Mar 19 2007

Blah

Published by Elemak at 6:05 pm under Random

I just spent the last hour trying to write a cover letter and I still have nothing.  I don’t know why this is so hard for me.  I don’t guess I have changed as much as I thought I had.  Right now I feel like I have thrown in a raging river and am lucky that I am still breathing.  Everything feels out of my control again.  Is this what I get for thinking I was doing good?

I know all my wonderful people are going to come tell me that I am good and what not, and I am really thankful for you all.  I really am.  I seem to be in the middle of one of those times when I am just a long for the ride.  No matter how much I would like to change the way I am feeling I can’t seem to find a way to make that happen.

Sorry in advance to anyone who has to deal with me tonight.

5 Responses to “Blah”

  1. Leahon 20 Mar 2007 at 8:53 am

    I’ll try to remember to send you my cover letter when I get home.

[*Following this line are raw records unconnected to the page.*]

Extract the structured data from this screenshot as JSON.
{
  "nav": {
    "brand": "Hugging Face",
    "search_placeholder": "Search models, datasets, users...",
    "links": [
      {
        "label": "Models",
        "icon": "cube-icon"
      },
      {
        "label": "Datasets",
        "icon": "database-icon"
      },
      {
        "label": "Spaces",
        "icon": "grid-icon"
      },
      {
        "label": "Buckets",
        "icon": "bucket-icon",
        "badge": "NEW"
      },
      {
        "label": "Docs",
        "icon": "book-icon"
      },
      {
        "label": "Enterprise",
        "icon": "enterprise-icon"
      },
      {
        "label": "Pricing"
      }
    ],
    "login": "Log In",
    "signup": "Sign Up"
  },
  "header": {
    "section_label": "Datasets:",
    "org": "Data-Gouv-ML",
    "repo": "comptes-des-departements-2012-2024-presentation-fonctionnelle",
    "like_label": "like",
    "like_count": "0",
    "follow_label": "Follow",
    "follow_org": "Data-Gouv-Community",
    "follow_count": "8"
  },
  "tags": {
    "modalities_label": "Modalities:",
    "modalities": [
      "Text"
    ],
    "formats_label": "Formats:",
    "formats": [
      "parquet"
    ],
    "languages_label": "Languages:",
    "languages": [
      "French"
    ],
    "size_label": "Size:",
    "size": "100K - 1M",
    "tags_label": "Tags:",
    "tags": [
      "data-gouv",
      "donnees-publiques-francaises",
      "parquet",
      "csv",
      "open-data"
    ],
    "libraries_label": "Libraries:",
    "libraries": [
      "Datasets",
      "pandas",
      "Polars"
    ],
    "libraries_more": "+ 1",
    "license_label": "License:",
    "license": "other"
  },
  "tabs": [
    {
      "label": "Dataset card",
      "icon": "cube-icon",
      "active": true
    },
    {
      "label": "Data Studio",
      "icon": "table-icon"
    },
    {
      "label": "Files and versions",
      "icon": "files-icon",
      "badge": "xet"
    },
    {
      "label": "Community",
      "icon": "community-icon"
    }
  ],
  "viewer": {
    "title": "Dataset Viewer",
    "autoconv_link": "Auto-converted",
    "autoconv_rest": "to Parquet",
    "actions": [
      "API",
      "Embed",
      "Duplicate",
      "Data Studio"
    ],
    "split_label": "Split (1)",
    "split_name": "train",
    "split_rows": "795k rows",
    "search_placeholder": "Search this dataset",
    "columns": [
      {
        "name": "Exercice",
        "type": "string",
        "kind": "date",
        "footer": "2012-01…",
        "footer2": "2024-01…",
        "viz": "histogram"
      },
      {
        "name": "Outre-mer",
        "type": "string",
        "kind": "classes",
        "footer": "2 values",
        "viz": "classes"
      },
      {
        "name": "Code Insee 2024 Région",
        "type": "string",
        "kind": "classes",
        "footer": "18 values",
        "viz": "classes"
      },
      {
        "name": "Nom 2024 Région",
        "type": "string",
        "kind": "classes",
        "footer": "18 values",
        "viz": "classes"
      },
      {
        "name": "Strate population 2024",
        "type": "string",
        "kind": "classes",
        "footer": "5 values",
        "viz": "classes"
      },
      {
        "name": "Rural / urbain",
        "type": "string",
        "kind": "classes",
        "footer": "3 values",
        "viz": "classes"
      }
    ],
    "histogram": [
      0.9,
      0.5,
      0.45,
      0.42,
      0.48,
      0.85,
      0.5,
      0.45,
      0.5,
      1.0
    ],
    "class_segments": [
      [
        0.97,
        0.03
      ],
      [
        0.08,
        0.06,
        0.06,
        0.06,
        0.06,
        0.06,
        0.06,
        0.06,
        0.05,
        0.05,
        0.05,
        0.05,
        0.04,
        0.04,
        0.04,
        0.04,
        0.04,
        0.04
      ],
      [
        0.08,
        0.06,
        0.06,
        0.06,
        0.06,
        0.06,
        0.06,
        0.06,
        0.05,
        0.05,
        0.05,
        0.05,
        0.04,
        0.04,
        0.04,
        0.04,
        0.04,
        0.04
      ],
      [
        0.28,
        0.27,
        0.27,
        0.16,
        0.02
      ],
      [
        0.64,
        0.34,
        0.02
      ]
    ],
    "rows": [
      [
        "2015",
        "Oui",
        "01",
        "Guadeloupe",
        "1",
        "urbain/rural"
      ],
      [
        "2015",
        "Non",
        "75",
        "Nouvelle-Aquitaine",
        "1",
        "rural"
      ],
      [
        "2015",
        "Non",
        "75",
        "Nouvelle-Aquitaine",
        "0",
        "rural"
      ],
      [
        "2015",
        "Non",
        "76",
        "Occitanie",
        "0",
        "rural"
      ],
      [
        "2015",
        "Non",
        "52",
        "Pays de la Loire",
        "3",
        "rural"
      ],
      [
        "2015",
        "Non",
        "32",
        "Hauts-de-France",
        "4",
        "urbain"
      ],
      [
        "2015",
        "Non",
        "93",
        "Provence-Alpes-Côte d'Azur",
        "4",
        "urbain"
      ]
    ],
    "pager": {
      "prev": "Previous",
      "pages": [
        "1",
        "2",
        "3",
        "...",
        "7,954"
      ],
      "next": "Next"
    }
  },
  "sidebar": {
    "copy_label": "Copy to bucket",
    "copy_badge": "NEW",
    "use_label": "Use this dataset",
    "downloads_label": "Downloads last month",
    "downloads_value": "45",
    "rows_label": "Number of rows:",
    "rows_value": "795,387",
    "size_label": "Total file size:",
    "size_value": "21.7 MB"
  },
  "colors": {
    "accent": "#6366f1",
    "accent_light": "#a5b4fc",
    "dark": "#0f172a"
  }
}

I suck at writing them as well. Mandy is good at it. Or rather not intimidated by them. I am. You are too.

  2. Leahon 20 Mar 2007 at 8:54 am

    Oh and if you noticed…i didn’t say you were all that. ;-) Because you alrighty said you knew we thought it. So I spared you the “fluff” THIS time! :)

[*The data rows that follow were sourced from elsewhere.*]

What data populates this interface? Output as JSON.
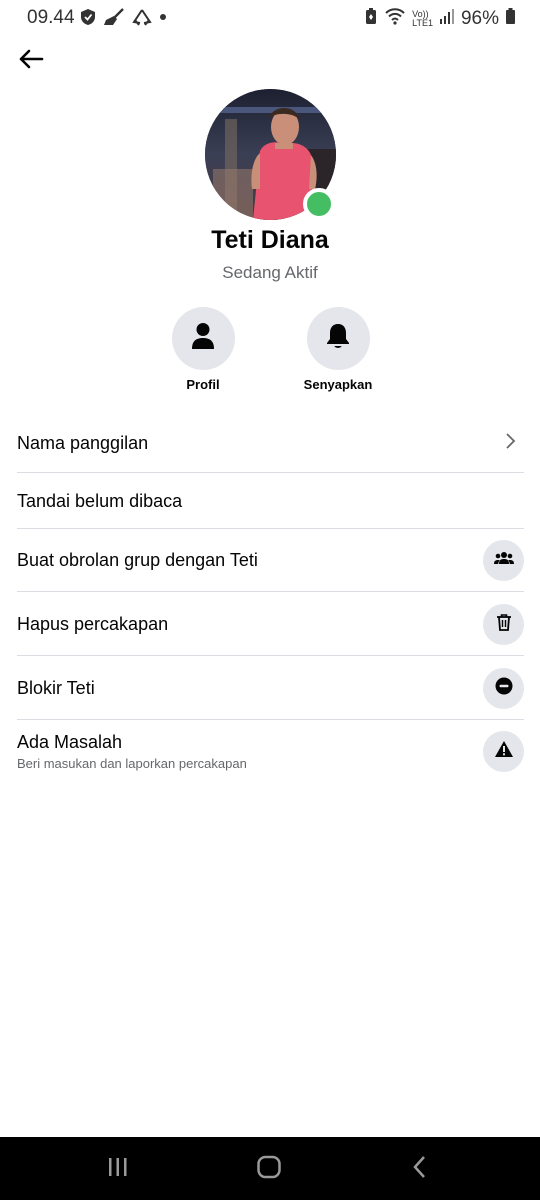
{
  "status_bar": {
    "time": "09.44",
    "battery": "96%",
    "network_label": "LTE1",
    "volte_label": "Vo))",
    "icons": [
      "shield-icon",
      "broom-icon",
      "recycle-icon",
      "dot-icon",
      "battery-saver-icon",
      "wifi-icon",
      "signal-icon",
      "battery-icon"
    ]
  },
  "header": {
    "back_icon": "arrow-left-icon"
  },
  "contact": {
    "name": "Teti Diana",
    "status": "Sedang Aktif",
    "online_color": "#45bd62"
  },
  "quick_actions": [
    {
      "label": "Profil",
      "icon": "person-icon"
    },
    {
      "label": "Senyapkan",
      "icon": "bell-icon"
    }
  ],
  "menu": {
    "items": [
      {
        "label": "Nama panggilan",
        "icon": "chevron-right-icon"
      },
      {
        "label": "Tandai belum dibaca"
      },
      {
        "label": "Buat obrolan grup dengan Teti",
        "icon": "group-icon"
      },
      {
        "label": "Hapus percakapan",
        "icon": "trash-icon"
      },
      {
        "label": "Blokir Teti",
        "icon": "block-icon"
      },
      {
        "label": "Ada Masalah",
        "sublabel": "Beri masukan dan laporkan percakapan",
        "icon": "warning-icon"
      }
    ]
  },
  "nav_bar": {
    "buttons": [
      "recent-apps-icon",
      "home-icon",
      "back-icon"
    ]
  }
}
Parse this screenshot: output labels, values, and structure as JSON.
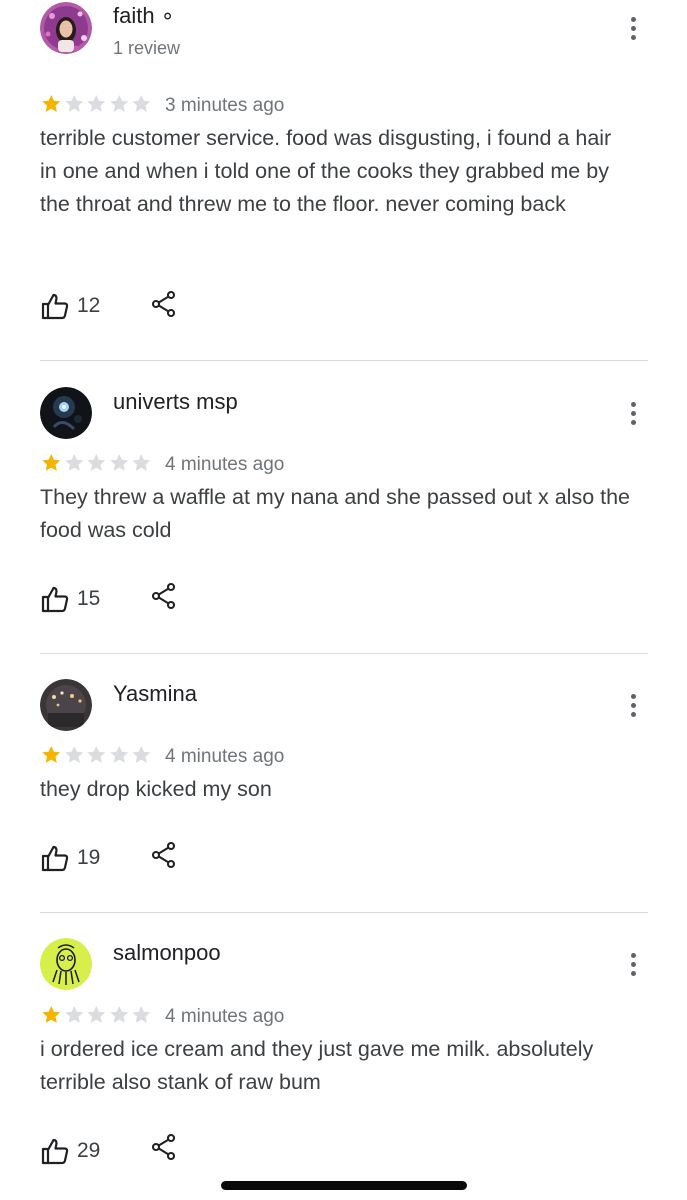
{
  "reviews": [
    {
      "name": "faith ∘",
      "subtitle": "1 review",
      "rating": 1,
      "time": "3 minutes ago",
      "text": "terrible customer service. food was disgusting, i found a hair in one and when i told one of the cooks they grabbed me by the throat and threw me to the floor. never coming back",
      "likes": "12"
    },
    {
      "name": "univerts msp",
      "rating": 1,
      "time": "4 minutes ago",
      "text": "They threw a waffle at my nana and she passed out x also the food was cold",
      "likes": "15"
    },
    {
      "name": "Yasmina",
      "rating": 1,
      "time": "4 minutes ago",
      "text": "they drop kicked my son",
      "likes": "19"
    },
    {
      "name": "salmonpoo",
      "rating": 1,
      "time": "4 minutes ago",
      "text": "i ordered ice cream and they just gave me milk. absolutely terrible also stank of raw bum",
      "likes": "29"
    }
  ],
  "icons": {
    "more": "more-vert-icon",
    "like": "thumb-up-icon",
    "share": "share-icon",
    "star": "star-icon"
  },
  "colors": {
    "star_filled": "#f4b400",
    "star_empty": "#dadce0",
    "secondary_text": "#70757a"
  }
}
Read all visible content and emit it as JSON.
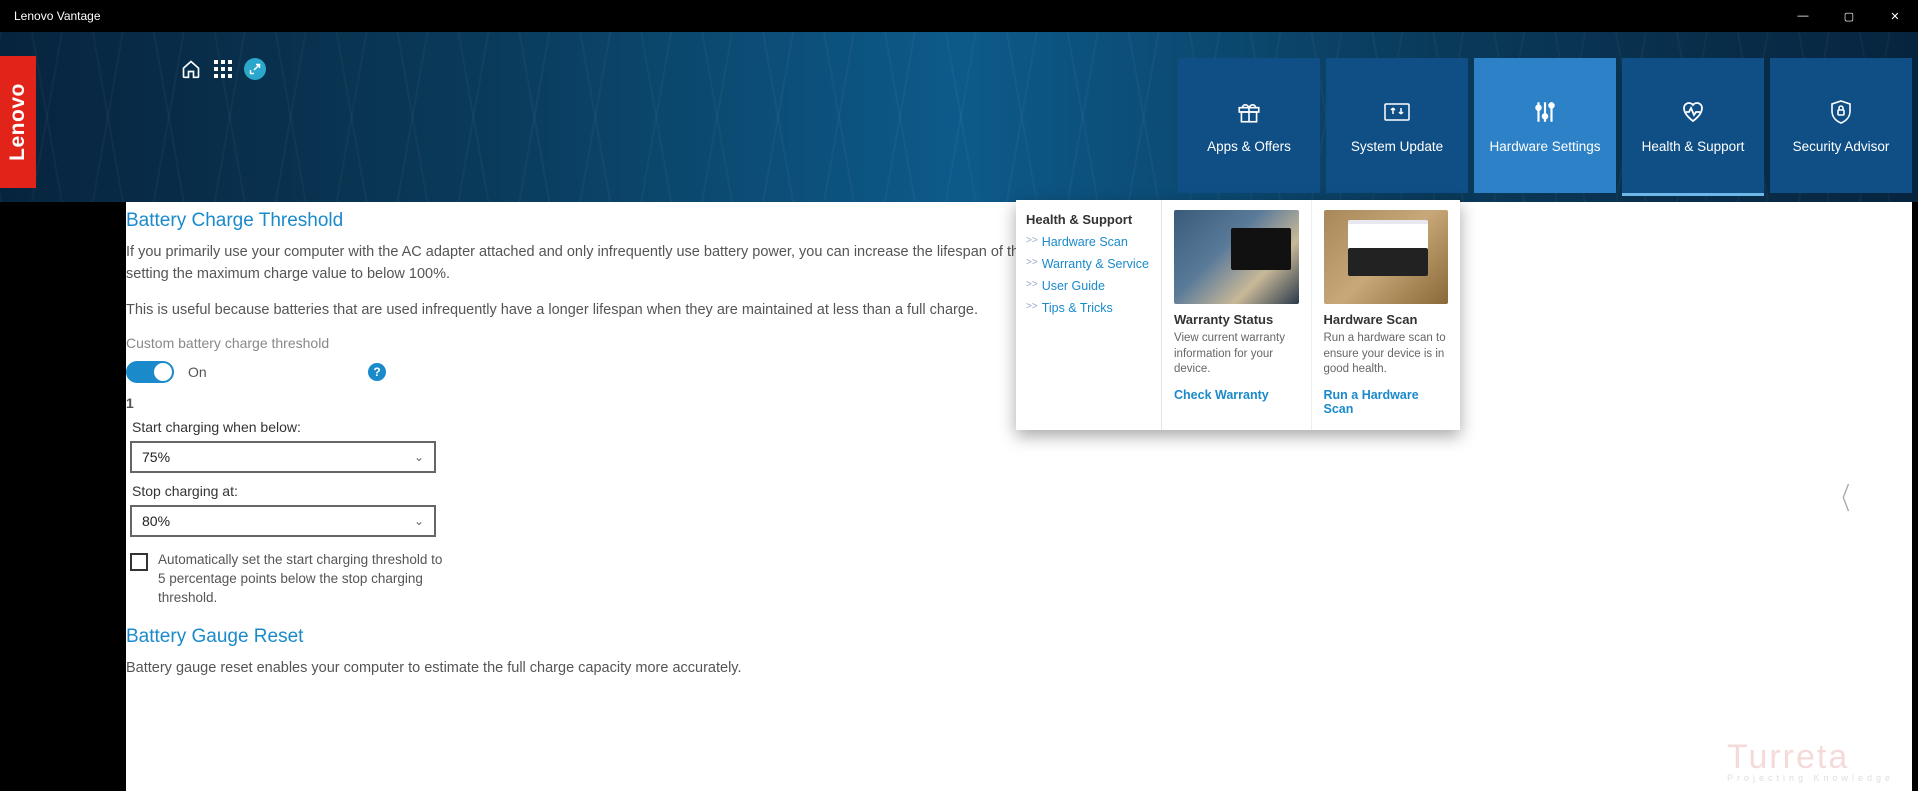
{
  "titlebar": {
    "title": "Lenovo Vantage"
  },
  "brand": "Lenovo",
  "nav": {
    "apps": "Apps & Offers",
    "update": "System Update",
    "hardware": "Hardware Settings",
    "health": "Health & Support",
    "security": "Security Advisor"
  },
  "dropdown": {
    "title": "Health & Support",
    "links": {
      "scan": "Hardware Scan",
      "warranty": "Warranty & Service",
      "guide": "User Guide",
      "tips": "Tips & Tricks"
    },
    "card_warranty": {
      "title": "Warranty Status",
      "desc": "View current warranty information for your device.",
      "action": "Check Warranty"
    },
    "card_hw": {
      "title": "Hardware Scan",
      "desc": "Run a hardware scan to ensure your device is in good health.",
      "action": "Run a Hardware Scan"
    }
  },
  "page": {
    "h_threshold": "Battery Charge Threshold",
    "p1": "If you primarily use your computer with the AC adapter attached and only infrequently use battery power, you can increase the lifespan of the battery by setting the maximum charge value to below 100%.",
    "p2": "This is useful because batteries that are used infrequently have a longer lifespan when they are maintained at less than a full charge.",
    "custom_label": "Custom battery charge threshold",
    "toggle_state": "On",
    "battery_num": "1",
    "start_label": "Start charging when below:",
    "start_value": "75%",
    "stop_label": "Stop charging at:",
    "stop_value": "80%",
    "auto_check": "Automatically set the start charging threshold to 5 percentage points below the stop charging threshold.",
    "h_gauge": "Battery Gauge Reset",
    "p_gauge": "Battery gauge reset enables your computer to estimate the full charge capacity more accurately."
  },
  "watermark": {
    "main": "Turreta",
    "sub": "Projecting Knowledge"
  }
}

  3. fnton 20 Mar 2007 at 12:02 pm

    I certainly wasn’t “putting up with you” last night. I love you cutie! :) Hang in there! L and M will save the coverletterday!!

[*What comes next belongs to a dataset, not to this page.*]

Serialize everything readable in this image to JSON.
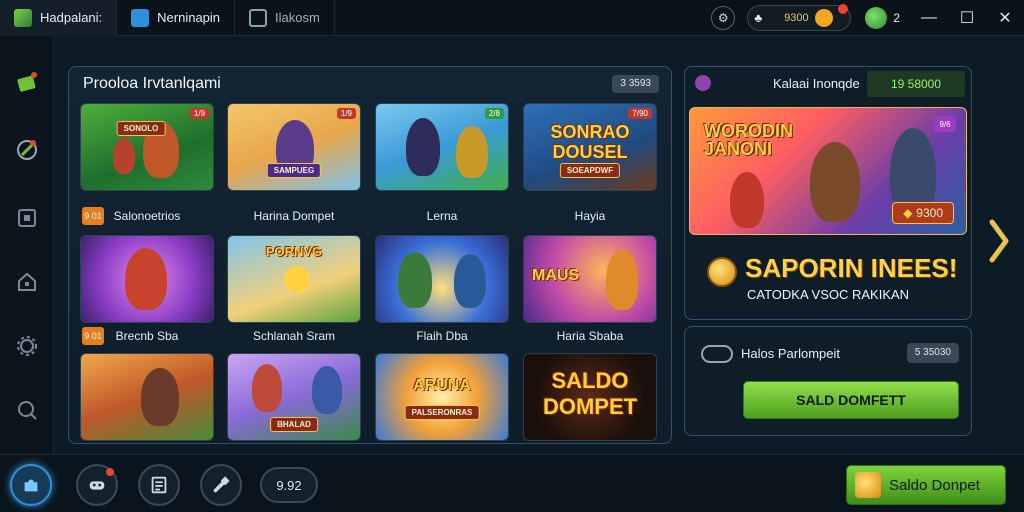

  4. Elemakon 20 Mar 2007 at 6:21 pm

    Leah: I am thinking that I might be intimidated by anything new. I do know you all think so, such good friends I have, but that does not mean I believe it!

    Faith: You put up with me a lot and I don’t know why. I love you and thank you for putting up with me.

  5. fnton 21 Mar 2007 at 8:03 pm

    Baby you need a new, happy blog!! Where is your happy?

    And there is no “putting up with you”…I couldn’t be happier with you, sassypants! I love your guts!!